241 F.3d 396 (5th Cir. 2001)
FEDERATED MUTUAL INSURANCE COMPANY, Plaintiff,
GRAPEVINE EXCAVATION, INC., ET AL Defendants,
GRAPEVINE EXCAVATION, INC., Defendant-Third Party Plaintiff-Appellant,
MARYLAND LLOYDS, a Lloyds Insurance Company, Third Party Defendant-Appellee.
IN THE UNITED STATES COURT OF APPEALS, FIFTH CIRCUIT
February 2, 2001
Appeal from the United States District Court for the Northern District of Texas.
Before JONES and WIENER, Circuit Judges, and WALTER, District Judge.*
The district court rendered summary judgment in favor of Third Party Defendant-Appellee Maryland Lloyds (“Maryland”). We held on appeal that Maryland had breached its contract with Third Party Plaintiff-Appellant Grapevine Excavation Inc. (“GEI”), reversed the district court’s grant of summary judgment and rendered judgment in favor of GEI,1 and remanded the case for the district court to determine the appropriate remedy. From that remand, however, we withheld the issue of GEI’s entitlement to attorney’s fees incurred in prosecuting this action, retaining jurisdiction for the limited purpose of making that determination, and in turn certifying that question to the Supreme Court of Texas. We asked:
In a policyholder’s successful suit for breach of contract against an insurance company that is subject to one or more of the provisions listed in ? 38.006, is the insurance company liable to its policyholder for reasonable attorney’s fees incurred in pursuing the breach-of-contract action, either under an Insurance Code provision listed in ? 38.006, or under ? 36.001 if application of one or more of those sections does not result in the award of attorney’s fees?2
The Supreme Court of Texas answered in the affirmative:
We hold that in a policyholder’s successful suit for breach of contract against an insurer that is subject to the provisions listed in section 38.006, the insurer is liable for reasonable attorney’s fees incurred in pursuing the breach-of-contract action under section 38.001 unless the insurer is liable for attorney’s fees under another statutory scheme.

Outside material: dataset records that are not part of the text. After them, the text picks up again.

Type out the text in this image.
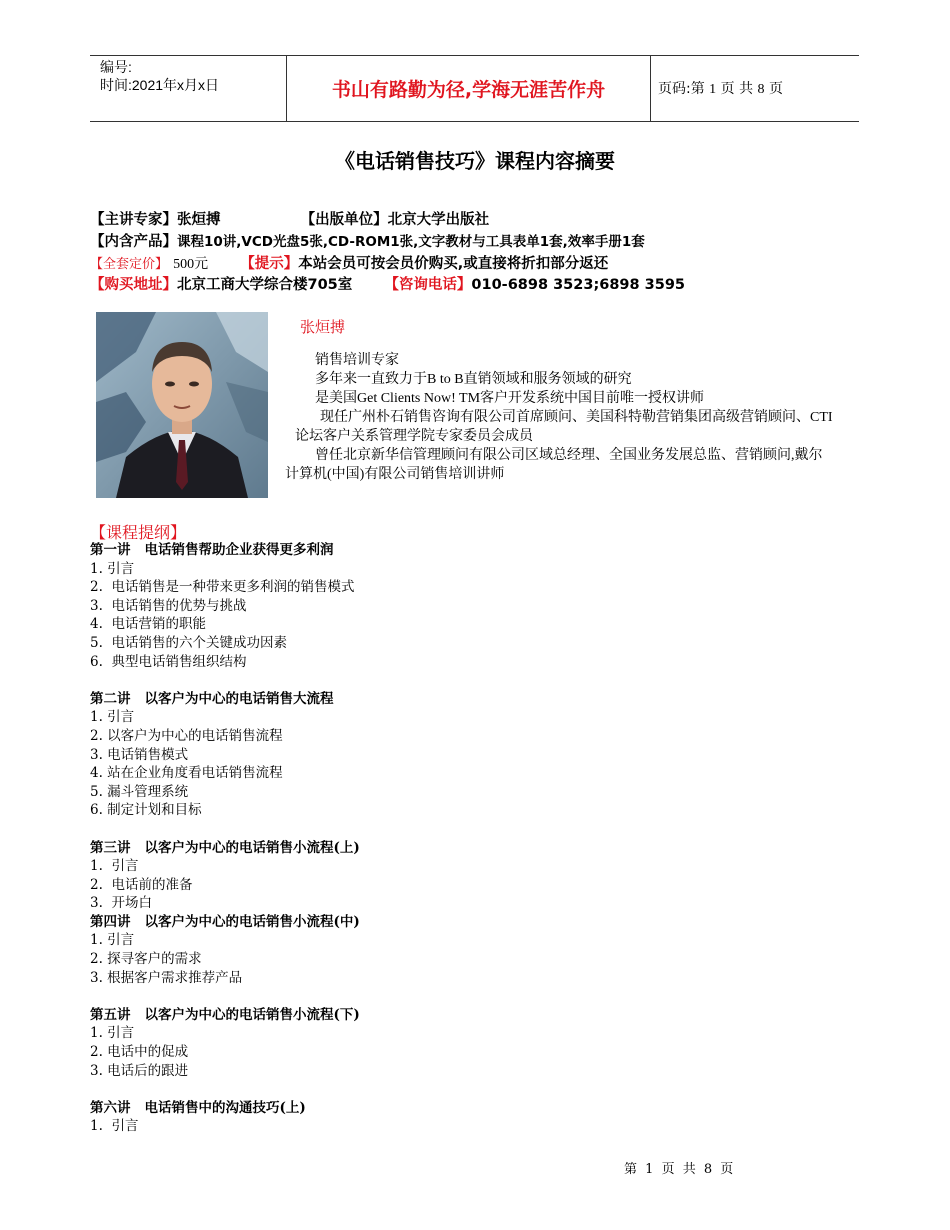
编号:
时间:2021年x月x日	书山有路勤为径,学海无涯苦作舟	页码:第 1 页 共 8 页
《电话销售技巧》课程内容摘要
【主讲专家】张烜搏	【出版单位】北京大学出版社
【内含产品】课程10讲,VCD光盘5张,CD-ROM1张,文字教材与工具表单1套,效率手册1套
【全套定价】 500元 【提示】本站会员可按会员价购买,或直接将折扣部分返还
【购买地址】北京工商大学综合楼705室 【咨询电话】010-6898 3523;6898 3595
张烜搏

销售培训专家

多年来一直致力于B to B直销领域和服务领域的研究

是美国Get Clients Now! TM客户开发系统中国目前唯一授权讲师

现任广州朴石销售咨询有限公司首席顾问、美国科特勒营销集团高级营销顾问、CTI

论坛客户关系管理学院专家委员会成员

曾任北京新华信管理顾问有限公司区域总经理、全国业务发展总监、营销顾问,戴尔

计算机(中国)有限公司销售培训讲师

【课程提纲】
第一讲 电话销售帮助企业获得更多利润
1. 引言
2.  电话销售是一种带来更多利润的销售模式
3.  电话销售的优势与挑战
4.  电话营销的职能
5.  电话销售的六个关键成功因素
6.  典型电话销售组织结构
第二讲 以客户为中心的电话销售大流程
1. 引言
2. 以客户为中心的电话销售流程
3. 电话销售模式
4. 站在企业角度看电话销售流程
5. 漏斗管理系统
6. 制定计划和目标
第三讲 以客户为中心的电话销售小流程(上)
1.  引言
2.  电话前的准备
3.  开场白
第四讲 以客户为中心的电话销售小流程(中)
1. 引言
2. 探寻客户的需求
3. 根据客户需求推荐产品
第五讲 以客户为中心的电话销售小流程(下)
1. 引言
2. 电话中的促成
3. 电话后的跟进
第六讲 电话销售中的沟通技巧(上)
1.  引言
第 1 页 共 8 页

Accordingly, we answer the certified question from the Fifth Circuit Court of Appeals yes.3
GEI is therefore entitled to recover its reasonable attorney’s fees.
As the district court originally ruled against GEI, that court has not had an opportunity to determine the quantum of attorney’s fees and costs to which GEI is entitled. We remand this additional issue with instructions for the district court to conduct such proceedings as it deems necessary and appropriate to ascertain the amount of GEI’s reasonable attorney’s fees and costs, and to enter judgment accordingly. This panel retains limited jurisdiction to hear any appeal that might arise from the remand of this issue.
REMANDED on issue of attorney’s fees and costs; LIMITED JURISDICTION RETAINED by this panel to hear future appeals, if any, regarding attorney’s fees and costs.
District Judge of the Western District of Louisiana, sitting by designation.
197 F.3d 720 (5th Cir. 1999).
197 F.3d 730, 732 (5th Cir. 1999).
35 S.W.3d 1 (Tex. Jul 06, 2000)(NO. 99-1227), rehearing overruled (Jan 18, 2001). To the extent that the Supreme Court of Texas’s answer to our question in the instant case conflicts with our decisions in Lafarge Corp. v. Hartford Cas. Ins. Co., 61 F.3d 389, 402-03 (5th Cir. 1995) and Bituminous Cas. Corp. v. Cacuum Tanks, Inc., 975 F.2d 1130, 1133 (5th Cir. 1992), those cases are no longer binding precedent of this Court. See FDIC v. Abraham, 137 F.3d 264, 268-69 (5th Cir. 1998).